The following list is sorted by artifact size, from smaller to bigger. About two-thirds the way through the list we arrive at "the actual text of an author's paper" so:

  • All the itemes before that point are generally smaller in size than a standard research paper (i.e. 10pt, two column, 10 pages).
  • All the items after that point are bigger than a research (e.g. a paper might use some scripts or data)

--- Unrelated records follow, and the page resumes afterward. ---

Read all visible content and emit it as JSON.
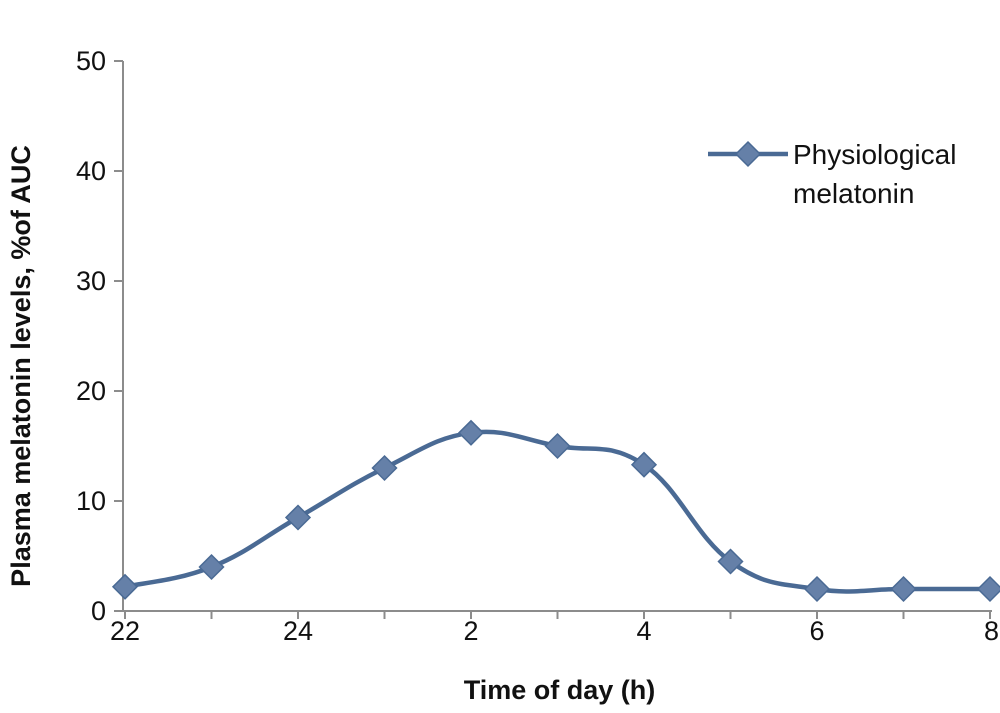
{
  "chart_data": {
    "type": "line",
    "title": "",
    "xlabel": "Time of day (h)",
    "ylabel": "Plasma melatonin levels, %of AUC",
    "ylim": [
      0,
      50
    ],
    "yticks": [
      0,
      10,
      20,
      30,
      40,
      50
    ],
    "xtick_labels": [
      "22",
      "24",
      "2",
      "4",
      "6",
      "8"
    ],
    "x": [
      "22",
      "23",
      "24",
      "1",
      "2",
      "3",
      "4",
      "5",
      "6",
      "7",
      "8"
    ],
    "series": [
      {
        "name": "Physiological melatonin",
        "legend_lines": [
          "Physiological",
          "melatonin"
        ],
        "values": [
          2.2,
          4.0,
          8.5,
          13.0,
          16.2,
          15.0,
          13.3,
          4.5,
          2.0,
          2.0,
          2.0
        ],
        "color": "#4a6a94",
        "marker_color": "#6580a8"
      }
    ],
    "legend_position": "top-right",
    "grid": false
  }
}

Warning: "Artifacts" need Justification

An author of an artifact has to offer some commentary on why a particular artifact is worthy of consideration. We recommend a short (say, one page) commentary explaining why anyone else should care about the artifact. That commentary should include

  • Synopsis, authors' contact details.
  • Optinally, consider applying the standard “Design Patterns” Coplien template to explain the artifact (name, context, forces, solution, resulting context, rationale; for examples, see https://goo.gl/WJFmX1)
  • For large artifacts, add the download site.
  • For smaller paper-based artifacts, attached the artifact itself to the end of the justification.

Note that the shorter the artifact, the great the onus on the author for demonstrating that the artifact is worthy.

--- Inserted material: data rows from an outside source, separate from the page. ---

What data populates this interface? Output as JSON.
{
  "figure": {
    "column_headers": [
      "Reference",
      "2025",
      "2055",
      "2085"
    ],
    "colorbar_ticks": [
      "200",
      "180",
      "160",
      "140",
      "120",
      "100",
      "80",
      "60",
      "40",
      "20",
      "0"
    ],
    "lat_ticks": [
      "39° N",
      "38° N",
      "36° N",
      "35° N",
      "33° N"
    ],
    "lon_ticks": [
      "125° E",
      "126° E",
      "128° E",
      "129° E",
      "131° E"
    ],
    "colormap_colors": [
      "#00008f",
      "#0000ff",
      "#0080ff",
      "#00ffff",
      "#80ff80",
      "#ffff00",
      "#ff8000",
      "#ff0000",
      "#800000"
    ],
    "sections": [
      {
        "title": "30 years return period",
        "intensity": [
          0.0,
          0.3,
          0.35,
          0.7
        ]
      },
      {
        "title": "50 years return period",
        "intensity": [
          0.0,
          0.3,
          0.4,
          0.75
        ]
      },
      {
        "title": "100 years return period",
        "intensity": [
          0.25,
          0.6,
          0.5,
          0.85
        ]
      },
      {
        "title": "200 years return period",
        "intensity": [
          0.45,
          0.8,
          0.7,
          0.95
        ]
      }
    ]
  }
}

  • For example for ant-patterns, there needs to be some support text and/or results arguing that it is an anti-pattern actually seen in practice and that the anti-pattern is a significant problem.

List of artifacts

  1. Motivational statements or reports or challenge statements or lists of open issues that prompt an analysis;
  2. Hypotheses, about expected effects in some area;
  3. Checklists used to design the analysis (see also, the Checklist Manifesto;
  4. Bibliographies, comprehensive, annotated, and insightful (e.g. showing the development or open areas in a field);
  5. Study instruments such as surveys interview scripts, etc;
  6. Statistical tests used to analyze results (along with some notes explaining why or when this test is necessary);
  7. Commentary on scripts used in the analysis;
  8. Examples of particularly informative visualizations (e.g. Sparklines http://www.edwardtufte.com/bboard/q-and-a-fetch-msg?msg_id=0001OR )
  9. Baseline results against which new work can be compared;
  10. Sampling procedures e.g. ``how did you choose the projects you studied?'';
  11. Patterns describing best practices for performing this kind of analysis;
  12. Anti-patterns describing cautionary tales of ``gotchas'' to avoid when doing this kind of work;
  13. Negative results that are anti-patterns, backed up by empirical results;
  14. Tutorial materials: Guides to help newcomers become proficient in the area. Some of these tutorial materials may be generated by the researcher and others may be collected from other sources.
  15. New results that offer guidance on how to best handle future problems.
  16. Future work: From the results, there many be speculations about open issues of future issues that might become the motivation for the next round of research.
  17. The actual text of an author's papers;
  18. Any data used in an analysis
    • Either raw from a project;
    • Or some derived product. Note that some data is too large to fit into the standard on-line freely available repos (e.g. Github only allows 1GB reps). For such data, we suggest using some file XXX.goto; each line of which is one url where the related data can be collected.
  19. Scripts used to perform the analysis (the main analysis or the subsequent statistical tests or visualizations; e.g. the Python Sparklines generator). Scripts can also implement some of the patterns identified by the paper.
  20. Executable models that can generate exemplar data; or which offer an executable form of current hypotheses;
  21. Delivery tools to let novices automatically rerun the analysis; e.g.
    • Config management files that can
      • build the system/ paper from raw material and/or
      • update the relevant files using some package manager
    • Virtual machines containing all the above scripts, data, etc, pre-configured such that a newcomer can automatically run the old analysis.